望天的视线,桑叶边缘焦黄,于地面投下形状扭曲、破洞的阴影。
日光毒辣,片刻阴霾解决不了什么。
万雪松与宫月霞协同来到了宗门覆灭之地,也是大魔头欺师灭祖、忘恩负义的开源之地。
他们穿梭在喧闹的街市,与周围庸庸碌碌的行人显得格格不入。他们此行的目的也见不得光,此地曾经最负盛名的花魁绝对知晓点什么,他们不能放过这条为数不多的线索。
一个身影猛地从墙边霉斑恒生的角落蹿出,身上带着一股浓烈的馊臭味,满头污垢,灰头土脸,看不清面容。
疯子推开一个个人,奋力朝前跑去,嗓音尖细,大声嚷道,“不要,我不要了,救救我!哥,哥,你在哪!”
他丝毫不敢向后看,哪怕一眼,眼睛却在见到万雪松那刻骤然亮起,牢牢抓住万雪松的手臂,把污秽不堪的脸凑近,仔细端详着万雪松,甚至想上前摸摸万雪松的脸庞,又浑身抽搐道,“哥?哥,哥!我找到你哥哥啦!”
万雪松皱眉,正欲拂开疯子的手,宫月霞不自觉握紧剑鞘。
可还不等两人有所动作,疯子又蓦地松开手,朝另一只狗扑过去,“你是哥吗?”语气是近乎怪异的温柔与虔诚,他匍匐跪在地上。
疯子紧紧把狗揉在怀里,把脸往它脏兮兮的皮毛上蹭,伸出舌头不断舔舐着它的鼻头,“哥,哥!我好想你。”

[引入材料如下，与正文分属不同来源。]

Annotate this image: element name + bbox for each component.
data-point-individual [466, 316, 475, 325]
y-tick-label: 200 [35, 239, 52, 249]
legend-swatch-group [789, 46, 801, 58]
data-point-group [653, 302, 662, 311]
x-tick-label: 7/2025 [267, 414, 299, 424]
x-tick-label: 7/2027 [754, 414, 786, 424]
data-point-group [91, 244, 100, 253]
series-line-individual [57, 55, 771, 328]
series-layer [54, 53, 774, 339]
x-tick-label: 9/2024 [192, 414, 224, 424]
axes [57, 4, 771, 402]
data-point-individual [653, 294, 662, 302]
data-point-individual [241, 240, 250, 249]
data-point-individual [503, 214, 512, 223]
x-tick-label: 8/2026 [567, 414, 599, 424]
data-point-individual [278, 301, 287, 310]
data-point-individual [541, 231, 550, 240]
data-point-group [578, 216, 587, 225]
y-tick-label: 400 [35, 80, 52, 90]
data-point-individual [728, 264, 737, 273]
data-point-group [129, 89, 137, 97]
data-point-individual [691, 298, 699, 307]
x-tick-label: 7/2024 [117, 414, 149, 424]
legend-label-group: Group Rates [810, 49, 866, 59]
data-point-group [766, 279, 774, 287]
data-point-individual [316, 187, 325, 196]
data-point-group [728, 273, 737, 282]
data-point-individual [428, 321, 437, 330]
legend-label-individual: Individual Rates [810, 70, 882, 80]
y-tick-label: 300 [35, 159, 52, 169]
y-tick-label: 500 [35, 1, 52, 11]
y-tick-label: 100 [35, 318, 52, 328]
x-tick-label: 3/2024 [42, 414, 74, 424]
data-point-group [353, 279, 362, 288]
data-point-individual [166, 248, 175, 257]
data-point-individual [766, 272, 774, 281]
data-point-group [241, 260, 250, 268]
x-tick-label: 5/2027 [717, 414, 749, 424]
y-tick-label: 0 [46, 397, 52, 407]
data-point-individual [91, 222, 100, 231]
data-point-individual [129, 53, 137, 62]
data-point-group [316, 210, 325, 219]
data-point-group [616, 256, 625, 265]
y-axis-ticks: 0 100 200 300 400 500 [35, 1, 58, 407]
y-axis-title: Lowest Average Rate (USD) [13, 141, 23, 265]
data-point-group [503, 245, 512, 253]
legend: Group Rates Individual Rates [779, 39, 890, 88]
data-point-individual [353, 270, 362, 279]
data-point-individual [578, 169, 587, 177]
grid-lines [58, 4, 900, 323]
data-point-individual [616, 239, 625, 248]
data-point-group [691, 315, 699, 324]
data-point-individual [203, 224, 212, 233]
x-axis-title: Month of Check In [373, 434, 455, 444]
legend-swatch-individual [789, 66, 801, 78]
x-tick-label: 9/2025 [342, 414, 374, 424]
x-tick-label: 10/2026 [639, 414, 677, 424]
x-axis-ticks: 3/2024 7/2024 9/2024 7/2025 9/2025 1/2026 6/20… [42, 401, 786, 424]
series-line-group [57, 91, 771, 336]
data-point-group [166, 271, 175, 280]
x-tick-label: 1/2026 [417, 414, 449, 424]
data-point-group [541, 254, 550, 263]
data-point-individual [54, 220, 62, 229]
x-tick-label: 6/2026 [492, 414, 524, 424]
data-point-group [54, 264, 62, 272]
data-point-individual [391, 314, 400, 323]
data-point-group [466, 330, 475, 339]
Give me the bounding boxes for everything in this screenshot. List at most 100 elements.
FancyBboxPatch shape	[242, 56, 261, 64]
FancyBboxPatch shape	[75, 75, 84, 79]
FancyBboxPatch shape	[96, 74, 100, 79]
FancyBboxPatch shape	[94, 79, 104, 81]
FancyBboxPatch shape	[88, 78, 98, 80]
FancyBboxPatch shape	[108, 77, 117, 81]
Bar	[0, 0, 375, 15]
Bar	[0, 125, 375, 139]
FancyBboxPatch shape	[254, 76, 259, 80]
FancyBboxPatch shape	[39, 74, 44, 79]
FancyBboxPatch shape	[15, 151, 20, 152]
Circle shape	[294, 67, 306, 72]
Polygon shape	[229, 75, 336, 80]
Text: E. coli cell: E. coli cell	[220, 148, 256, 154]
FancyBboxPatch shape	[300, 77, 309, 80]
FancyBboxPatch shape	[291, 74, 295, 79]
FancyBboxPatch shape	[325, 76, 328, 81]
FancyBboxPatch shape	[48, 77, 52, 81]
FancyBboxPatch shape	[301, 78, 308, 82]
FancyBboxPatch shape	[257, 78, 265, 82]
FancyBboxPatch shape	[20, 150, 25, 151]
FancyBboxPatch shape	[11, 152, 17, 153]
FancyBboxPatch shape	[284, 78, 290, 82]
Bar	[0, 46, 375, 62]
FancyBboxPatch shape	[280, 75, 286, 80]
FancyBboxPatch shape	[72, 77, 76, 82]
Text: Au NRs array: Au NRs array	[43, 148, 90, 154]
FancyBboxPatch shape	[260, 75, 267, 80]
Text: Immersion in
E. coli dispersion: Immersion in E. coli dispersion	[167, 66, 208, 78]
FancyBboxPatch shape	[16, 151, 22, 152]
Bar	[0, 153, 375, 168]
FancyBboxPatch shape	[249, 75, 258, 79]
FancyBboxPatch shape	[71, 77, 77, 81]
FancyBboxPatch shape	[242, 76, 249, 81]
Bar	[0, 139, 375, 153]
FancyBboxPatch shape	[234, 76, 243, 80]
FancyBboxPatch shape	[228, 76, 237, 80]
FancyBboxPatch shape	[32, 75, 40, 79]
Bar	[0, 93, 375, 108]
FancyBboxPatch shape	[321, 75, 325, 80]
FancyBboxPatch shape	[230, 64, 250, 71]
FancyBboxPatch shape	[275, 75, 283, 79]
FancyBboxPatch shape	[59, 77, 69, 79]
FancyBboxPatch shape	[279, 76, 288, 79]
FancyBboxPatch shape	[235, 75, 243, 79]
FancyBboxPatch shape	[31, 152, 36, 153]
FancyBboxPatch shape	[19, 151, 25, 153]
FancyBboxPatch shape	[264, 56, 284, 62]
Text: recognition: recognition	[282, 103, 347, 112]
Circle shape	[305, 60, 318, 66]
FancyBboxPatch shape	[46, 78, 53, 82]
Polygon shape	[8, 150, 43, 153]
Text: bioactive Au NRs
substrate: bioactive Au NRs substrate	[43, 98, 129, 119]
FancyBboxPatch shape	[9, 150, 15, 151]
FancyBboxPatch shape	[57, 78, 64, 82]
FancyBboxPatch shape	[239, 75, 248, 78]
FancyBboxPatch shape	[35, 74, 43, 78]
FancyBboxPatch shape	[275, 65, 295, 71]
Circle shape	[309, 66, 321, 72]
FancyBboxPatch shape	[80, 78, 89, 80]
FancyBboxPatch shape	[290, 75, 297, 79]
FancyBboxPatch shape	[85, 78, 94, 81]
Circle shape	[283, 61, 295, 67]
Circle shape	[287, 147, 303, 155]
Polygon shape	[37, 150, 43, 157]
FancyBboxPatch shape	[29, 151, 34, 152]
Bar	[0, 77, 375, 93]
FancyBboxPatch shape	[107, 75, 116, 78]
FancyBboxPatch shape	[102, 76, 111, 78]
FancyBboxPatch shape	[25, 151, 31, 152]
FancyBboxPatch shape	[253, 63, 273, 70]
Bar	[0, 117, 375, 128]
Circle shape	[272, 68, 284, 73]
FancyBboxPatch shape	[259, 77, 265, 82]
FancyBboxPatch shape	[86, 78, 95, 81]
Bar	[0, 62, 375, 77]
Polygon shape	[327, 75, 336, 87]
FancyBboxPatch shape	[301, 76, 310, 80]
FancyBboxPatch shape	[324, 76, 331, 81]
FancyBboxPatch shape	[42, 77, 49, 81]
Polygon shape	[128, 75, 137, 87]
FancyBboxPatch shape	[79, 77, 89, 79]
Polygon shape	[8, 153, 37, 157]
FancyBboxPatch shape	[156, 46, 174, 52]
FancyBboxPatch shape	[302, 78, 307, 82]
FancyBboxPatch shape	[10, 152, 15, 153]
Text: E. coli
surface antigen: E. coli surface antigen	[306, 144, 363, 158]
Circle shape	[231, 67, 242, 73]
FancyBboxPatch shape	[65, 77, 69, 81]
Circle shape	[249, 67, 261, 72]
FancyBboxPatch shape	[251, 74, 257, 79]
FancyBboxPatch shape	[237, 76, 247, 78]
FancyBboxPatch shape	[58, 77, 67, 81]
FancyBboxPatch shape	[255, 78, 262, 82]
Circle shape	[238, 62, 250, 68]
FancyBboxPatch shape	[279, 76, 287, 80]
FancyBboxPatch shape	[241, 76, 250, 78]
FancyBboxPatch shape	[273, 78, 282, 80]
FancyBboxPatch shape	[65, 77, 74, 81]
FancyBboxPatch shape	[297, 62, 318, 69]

接着,他又开始痛苦地嚎叫,一只手挣扎,另一只手撕扯自己身上的衣物,不断向后爬去,“求求你们,放过我,我能给的都给你们了,现在我只想要自由!我只想要我哥!”
破布撕裂开,露出他瘦骨嶙峋的胸膛,上面同样黑黢黢的,沾满排水沟里的枯叶与烂泥。
四周的行人、摊贩绕道而行,或投来嫌恶的一瞥,或麻木到不肯施舍片刻目光,远处几个顽童推推搡搡间不断模仿疯子,相互叫嚷、撕扯对方的衣服,又被身后的大娘大呵一声,鹌鹑似的走开。
万雪松与宫月霞对视一眼,身影错开,阳光斜射恍人眼。
宫月霞走入小摊,买了几个热腾腾的肉包和烧饼,用油纸抱起拎在手上,又去小店,根据那人的身形,买了几身现成的、像样的衣物。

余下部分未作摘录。